Who’s to blame when a group of savages take innocent people hostage, commit atrocities, and spur the forces of civilization to strike back, sparking a conflict that, regrettably, claims the lives of more innocent people? If you’ve followed the way the international community—that mythical body of self-appointment bureaucrats who see themselves as everyone’s moral betters—has dealt with Israel, you know the answer by now. To organizations like Amnesty International, the real culprits are never the Palestinian terrorists who use human shields or launch missiles at school children, always the Israeli army doing its best to defend its citizens without causing unnecessary loss of life on the other side. The term of art for this reprehensible approach is moral equivalence. And you won’t be surprised to hear that, having mastered the skill of both-sides-are-to-blame with Hamas, Amnesty is now extending the same courtesy to ISIS.

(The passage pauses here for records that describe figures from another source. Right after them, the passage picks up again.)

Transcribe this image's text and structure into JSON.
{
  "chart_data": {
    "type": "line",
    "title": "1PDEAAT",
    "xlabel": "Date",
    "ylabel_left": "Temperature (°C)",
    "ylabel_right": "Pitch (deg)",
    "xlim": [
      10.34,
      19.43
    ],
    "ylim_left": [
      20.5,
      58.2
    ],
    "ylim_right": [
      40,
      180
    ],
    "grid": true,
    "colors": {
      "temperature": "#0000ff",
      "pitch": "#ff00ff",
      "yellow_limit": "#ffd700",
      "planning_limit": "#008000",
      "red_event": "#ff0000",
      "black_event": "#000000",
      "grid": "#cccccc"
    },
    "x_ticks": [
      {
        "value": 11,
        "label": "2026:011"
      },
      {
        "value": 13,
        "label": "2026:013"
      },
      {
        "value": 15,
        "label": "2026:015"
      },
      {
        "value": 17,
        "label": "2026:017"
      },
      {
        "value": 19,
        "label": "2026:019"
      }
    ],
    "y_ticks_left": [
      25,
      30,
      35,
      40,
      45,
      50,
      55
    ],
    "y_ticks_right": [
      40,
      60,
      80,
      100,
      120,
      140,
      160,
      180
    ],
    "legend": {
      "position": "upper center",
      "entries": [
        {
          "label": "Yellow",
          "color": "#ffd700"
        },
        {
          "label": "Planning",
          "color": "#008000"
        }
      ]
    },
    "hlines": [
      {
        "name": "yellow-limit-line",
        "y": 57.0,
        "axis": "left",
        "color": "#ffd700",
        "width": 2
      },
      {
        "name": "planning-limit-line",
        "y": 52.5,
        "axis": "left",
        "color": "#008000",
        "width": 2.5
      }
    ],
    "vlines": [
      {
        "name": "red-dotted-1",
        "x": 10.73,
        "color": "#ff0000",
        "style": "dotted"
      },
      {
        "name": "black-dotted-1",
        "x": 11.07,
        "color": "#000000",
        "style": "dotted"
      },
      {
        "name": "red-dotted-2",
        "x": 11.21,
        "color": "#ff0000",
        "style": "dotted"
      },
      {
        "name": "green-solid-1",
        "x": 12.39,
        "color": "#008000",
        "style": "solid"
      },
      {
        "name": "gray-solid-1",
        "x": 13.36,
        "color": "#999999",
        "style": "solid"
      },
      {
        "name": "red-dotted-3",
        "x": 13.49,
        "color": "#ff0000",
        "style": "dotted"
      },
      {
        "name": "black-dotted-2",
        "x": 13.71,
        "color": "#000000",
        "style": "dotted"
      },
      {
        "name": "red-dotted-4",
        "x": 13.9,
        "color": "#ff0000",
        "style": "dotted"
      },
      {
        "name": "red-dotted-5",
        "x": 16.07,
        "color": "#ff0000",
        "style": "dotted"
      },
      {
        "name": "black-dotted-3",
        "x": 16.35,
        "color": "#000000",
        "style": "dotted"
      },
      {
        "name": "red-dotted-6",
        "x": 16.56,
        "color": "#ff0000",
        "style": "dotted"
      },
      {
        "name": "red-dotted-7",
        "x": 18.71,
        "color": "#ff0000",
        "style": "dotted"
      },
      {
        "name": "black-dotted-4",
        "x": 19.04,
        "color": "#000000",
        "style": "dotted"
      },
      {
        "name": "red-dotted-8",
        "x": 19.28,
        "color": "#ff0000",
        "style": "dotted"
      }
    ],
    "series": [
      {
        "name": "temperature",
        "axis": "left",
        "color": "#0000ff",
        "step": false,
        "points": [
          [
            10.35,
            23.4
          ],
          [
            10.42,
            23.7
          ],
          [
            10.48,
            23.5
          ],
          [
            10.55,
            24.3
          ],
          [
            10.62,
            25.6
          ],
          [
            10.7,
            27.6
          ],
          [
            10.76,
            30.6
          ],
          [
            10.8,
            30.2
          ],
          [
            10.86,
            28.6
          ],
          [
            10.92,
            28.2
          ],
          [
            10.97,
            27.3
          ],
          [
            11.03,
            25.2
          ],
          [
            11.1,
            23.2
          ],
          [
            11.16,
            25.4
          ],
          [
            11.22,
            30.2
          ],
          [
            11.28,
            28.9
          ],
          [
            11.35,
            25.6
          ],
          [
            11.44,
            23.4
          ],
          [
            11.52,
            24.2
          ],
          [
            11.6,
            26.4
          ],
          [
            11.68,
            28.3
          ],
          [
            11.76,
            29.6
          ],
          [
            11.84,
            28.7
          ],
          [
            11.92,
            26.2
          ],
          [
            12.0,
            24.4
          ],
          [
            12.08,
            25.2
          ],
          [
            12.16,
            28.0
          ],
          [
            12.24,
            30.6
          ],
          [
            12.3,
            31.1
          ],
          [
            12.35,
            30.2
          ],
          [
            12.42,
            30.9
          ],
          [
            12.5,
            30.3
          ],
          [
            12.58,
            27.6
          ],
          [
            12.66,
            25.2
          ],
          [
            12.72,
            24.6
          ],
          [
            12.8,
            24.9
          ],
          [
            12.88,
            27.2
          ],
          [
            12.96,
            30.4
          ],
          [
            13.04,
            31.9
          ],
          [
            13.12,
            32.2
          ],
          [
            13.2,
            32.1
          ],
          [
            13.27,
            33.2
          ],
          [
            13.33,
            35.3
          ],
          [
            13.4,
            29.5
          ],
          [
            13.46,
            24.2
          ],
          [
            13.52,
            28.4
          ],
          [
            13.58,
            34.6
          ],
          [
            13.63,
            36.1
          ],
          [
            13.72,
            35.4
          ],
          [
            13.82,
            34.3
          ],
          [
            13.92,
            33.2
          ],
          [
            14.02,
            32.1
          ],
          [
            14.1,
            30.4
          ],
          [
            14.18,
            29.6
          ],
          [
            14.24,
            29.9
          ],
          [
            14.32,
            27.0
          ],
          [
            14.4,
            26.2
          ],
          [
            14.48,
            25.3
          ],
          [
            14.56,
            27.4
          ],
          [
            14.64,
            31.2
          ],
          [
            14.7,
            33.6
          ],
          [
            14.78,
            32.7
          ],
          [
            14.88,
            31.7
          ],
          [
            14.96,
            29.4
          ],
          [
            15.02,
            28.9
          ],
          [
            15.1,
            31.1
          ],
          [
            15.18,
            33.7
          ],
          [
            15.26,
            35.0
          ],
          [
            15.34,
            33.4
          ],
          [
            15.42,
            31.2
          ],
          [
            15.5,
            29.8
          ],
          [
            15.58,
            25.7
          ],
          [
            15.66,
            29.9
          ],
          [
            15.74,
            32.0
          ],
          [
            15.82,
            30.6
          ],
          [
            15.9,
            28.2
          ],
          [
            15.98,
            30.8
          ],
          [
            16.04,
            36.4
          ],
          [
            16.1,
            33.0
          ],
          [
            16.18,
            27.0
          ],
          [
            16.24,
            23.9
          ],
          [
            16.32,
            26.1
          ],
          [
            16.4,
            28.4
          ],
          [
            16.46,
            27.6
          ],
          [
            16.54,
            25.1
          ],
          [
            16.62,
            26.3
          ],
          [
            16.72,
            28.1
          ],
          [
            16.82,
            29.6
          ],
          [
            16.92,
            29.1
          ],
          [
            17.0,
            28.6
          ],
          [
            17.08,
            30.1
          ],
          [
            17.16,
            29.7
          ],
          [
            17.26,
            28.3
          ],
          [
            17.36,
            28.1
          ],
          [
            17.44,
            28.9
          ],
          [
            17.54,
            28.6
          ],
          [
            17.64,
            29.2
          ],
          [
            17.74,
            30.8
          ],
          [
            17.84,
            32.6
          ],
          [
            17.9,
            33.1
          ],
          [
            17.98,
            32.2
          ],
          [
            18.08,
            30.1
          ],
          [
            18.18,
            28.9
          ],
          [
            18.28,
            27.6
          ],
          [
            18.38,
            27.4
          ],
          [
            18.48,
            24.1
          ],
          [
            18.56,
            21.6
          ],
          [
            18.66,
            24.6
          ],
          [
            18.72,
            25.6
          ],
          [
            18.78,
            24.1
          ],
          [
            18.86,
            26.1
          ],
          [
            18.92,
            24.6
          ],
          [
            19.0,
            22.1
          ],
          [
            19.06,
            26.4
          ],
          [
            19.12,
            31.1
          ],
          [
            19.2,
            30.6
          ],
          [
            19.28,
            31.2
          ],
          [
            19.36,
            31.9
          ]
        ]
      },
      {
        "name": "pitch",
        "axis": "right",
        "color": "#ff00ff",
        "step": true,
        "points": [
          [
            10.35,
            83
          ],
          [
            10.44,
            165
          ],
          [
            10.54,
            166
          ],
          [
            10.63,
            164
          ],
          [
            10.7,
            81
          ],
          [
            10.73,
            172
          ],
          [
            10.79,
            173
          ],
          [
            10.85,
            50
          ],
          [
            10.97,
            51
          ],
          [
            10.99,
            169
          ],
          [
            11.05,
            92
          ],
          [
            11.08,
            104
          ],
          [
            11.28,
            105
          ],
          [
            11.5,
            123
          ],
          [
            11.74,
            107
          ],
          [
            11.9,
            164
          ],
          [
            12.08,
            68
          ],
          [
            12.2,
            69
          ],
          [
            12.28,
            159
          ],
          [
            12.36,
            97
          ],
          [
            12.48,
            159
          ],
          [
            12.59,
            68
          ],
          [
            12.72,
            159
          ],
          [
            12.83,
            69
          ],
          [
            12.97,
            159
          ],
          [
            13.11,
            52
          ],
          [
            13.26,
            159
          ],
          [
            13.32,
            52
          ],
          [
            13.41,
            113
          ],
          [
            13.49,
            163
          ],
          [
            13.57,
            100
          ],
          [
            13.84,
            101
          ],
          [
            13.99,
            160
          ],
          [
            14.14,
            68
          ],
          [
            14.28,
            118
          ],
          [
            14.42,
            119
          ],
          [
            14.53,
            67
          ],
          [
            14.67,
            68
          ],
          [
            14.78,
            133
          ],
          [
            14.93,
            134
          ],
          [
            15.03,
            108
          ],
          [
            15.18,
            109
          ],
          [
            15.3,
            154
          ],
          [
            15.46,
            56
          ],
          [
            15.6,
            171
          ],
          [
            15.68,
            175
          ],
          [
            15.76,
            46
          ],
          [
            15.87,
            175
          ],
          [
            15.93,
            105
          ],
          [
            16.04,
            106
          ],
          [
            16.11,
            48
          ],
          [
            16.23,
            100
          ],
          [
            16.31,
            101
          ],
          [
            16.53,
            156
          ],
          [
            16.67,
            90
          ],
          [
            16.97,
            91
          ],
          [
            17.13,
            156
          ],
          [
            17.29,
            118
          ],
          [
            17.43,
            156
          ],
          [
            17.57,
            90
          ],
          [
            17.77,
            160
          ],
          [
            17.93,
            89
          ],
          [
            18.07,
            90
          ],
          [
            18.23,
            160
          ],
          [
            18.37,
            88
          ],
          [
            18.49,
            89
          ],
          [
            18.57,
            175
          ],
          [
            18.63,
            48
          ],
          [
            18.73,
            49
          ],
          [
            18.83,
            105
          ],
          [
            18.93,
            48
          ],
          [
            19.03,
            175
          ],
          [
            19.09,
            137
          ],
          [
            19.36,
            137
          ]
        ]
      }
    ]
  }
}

In a new report, released earlier this week and entitled “At Any Cost: The Civilian Catastrophe in West Mosul, Iraq,” the organization paid lip service to the idea that the Islamic State—purveyors of sexual slavery, beheadings, and other brutalities—inflicted some suffering on Mosul’s population before getting to the real culprit, the US-led coalition.

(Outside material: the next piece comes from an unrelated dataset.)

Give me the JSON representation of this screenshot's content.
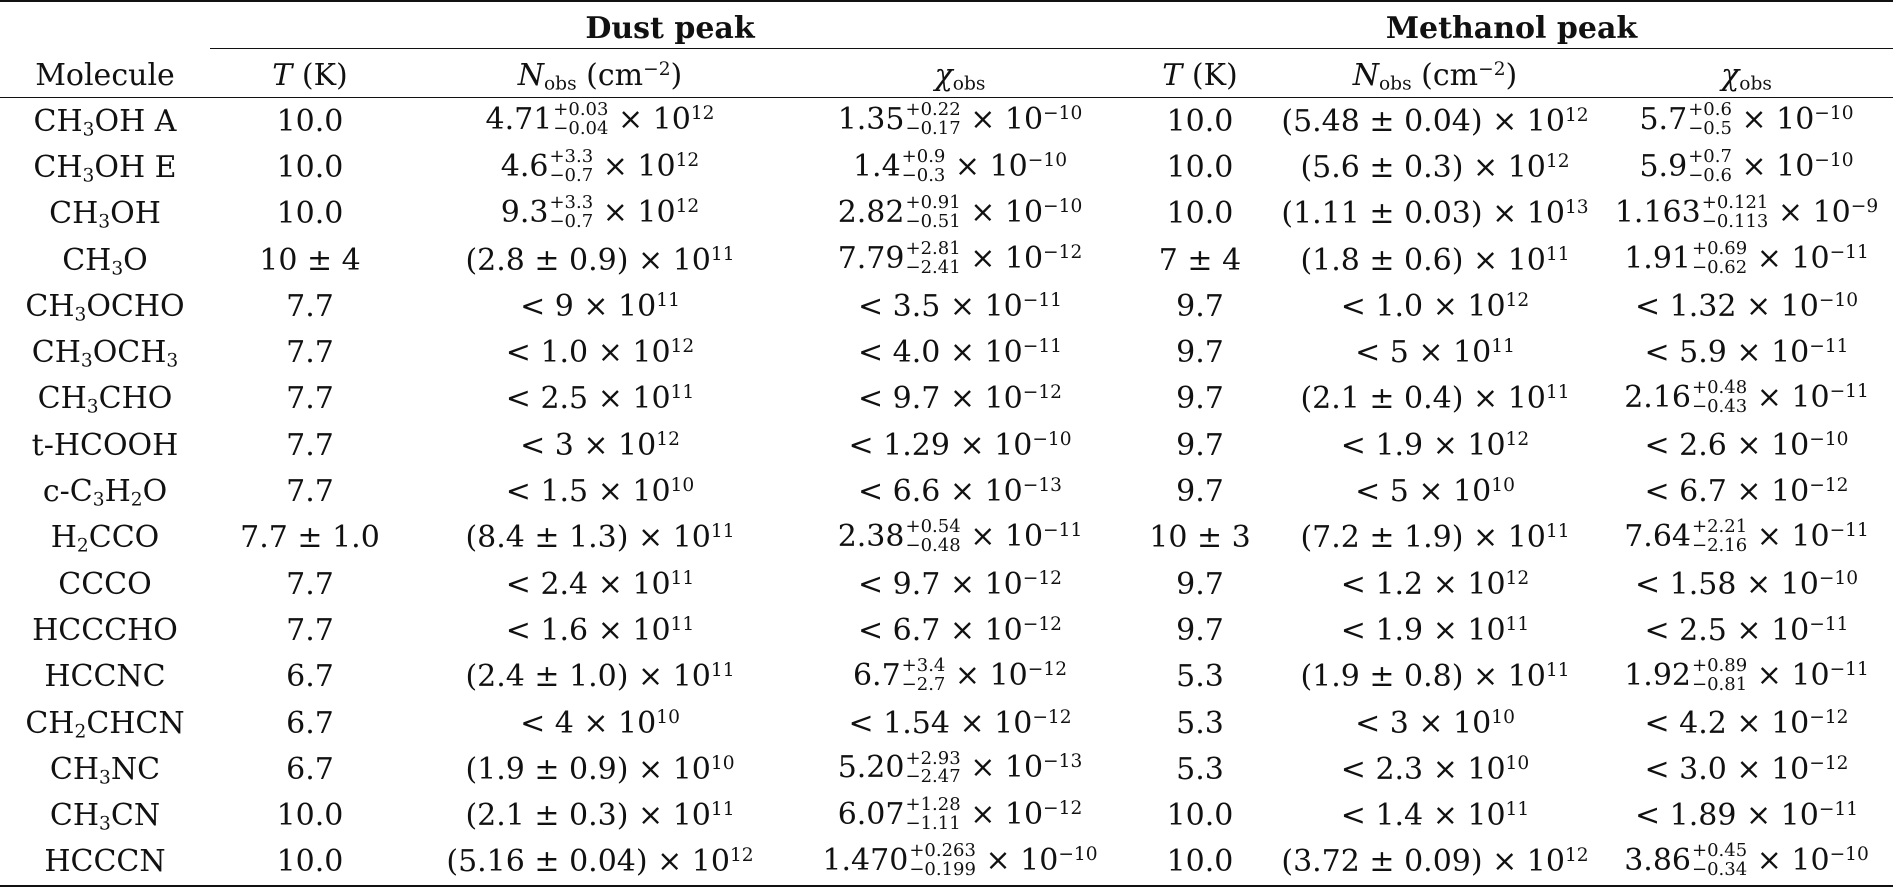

“Iraqi government and US-led coalition forces failed to adequately adapt their tactics to these challenges—as required by international humanitarian law—with disastrous consequences for civilians,” thunders the report. Then, lest you have any doubt what ought to be done next, the report ends with a call to action. “Don’t Let These Crimes Be Buried,” reads a bold headline, before making a list of demands, including a public acknowledgment of “the scale and gravity of the loss of civilian lives during the Mosul battle” and reparations for the victims and their families.

As armies around the world continue to struggle with benighted forces seizing cities and using civilians as human shields, there’s certainly room for discussion about optimal tactics to minimize collateral damage. But for a group purporting to fly the banner of human rights to present both the barbarians who seized Mosul and the imperfect soldiers who risked their lives to liberate it is a farce. If Amnesty truly wants to be faithful to its mission statement of protecting people “wherever justice, freedom, truth, and dignity are denied,” it may start by taking the small but crucial step of not defending ISIS.